How the system must behave.
Examples:

  • Easily add and remove users
  • Use agreed colour scheme
  • Refresh automatically


Safety requirements

Clinical safety is non‑negotiable.
Examples:

  • Highlight abnormal values clearly
  • Describe any biases in the data
  • Advise in clinical decision support, not a clinical decision maker
     

Step 6: Validate Requirements With Clinicians

Validation prevents misunderstandings and incorrect assumptions.

Use:

  • Walkthroughs
  • Prototypes
  • Mockups
  • User testing sessions

Ask clinicians:

  • Does this reflect your workflow?
  • Would this help you make decisions?
  • What’s missing?
  • What could cause risk?

This step is where trust is built.

Step 7: Prioritise Requirements

Not everything can be delivered at once.
Prioritise based on:

  • Clinical risk
  • Workflow impact
  • Feasibility
  • Dependencies
  • Value to end users

A simple “must‑have / should‑have / could‑have” model works well.

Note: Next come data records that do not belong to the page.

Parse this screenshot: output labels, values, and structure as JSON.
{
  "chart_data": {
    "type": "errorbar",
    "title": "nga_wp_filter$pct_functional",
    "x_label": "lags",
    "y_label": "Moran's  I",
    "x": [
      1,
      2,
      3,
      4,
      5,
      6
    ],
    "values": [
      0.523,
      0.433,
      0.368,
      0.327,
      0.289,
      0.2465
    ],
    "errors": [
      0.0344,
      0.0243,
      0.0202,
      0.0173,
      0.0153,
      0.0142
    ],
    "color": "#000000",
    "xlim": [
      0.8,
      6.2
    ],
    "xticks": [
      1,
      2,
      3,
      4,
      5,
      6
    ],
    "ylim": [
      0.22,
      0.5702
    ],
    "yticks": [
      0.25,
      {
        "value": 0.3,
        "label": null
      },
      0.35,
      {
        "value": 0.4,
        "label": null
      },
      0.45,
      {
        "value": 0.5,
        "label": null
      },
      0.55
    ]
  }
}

Step 8: Maintain Requirements Over Time

Clinical requirements are not static. Workflows change. Data changes. Policies change.

Establish:

  • Governance
  • Review cycles
  • Change control
  • Clinical ownership

This ensures the system stays safe and relevant.

Common Mistakes to Avoid

  • Jumping straight to solutions
  • Gathering requirements from the wrong people
  • Ignoring workflow mapping
  • Focusing only on data, not decisions
  • Skipping validation
  • Treating requirements as one‑off tasks

Avoid these, and your digital projects will run smoother and deliver more value.

Conclusion

Gathering clinical requirements is one of the most important — and most overlooked — steps in digital health. When done well, it ensures digital tools are safe, usable and aligned with real clinical practice.

When done poorly, it leads to frustration, risk and wasted investment.

A structured, clinician‑led approach is the difference between digital systems that work and digital systems that fail.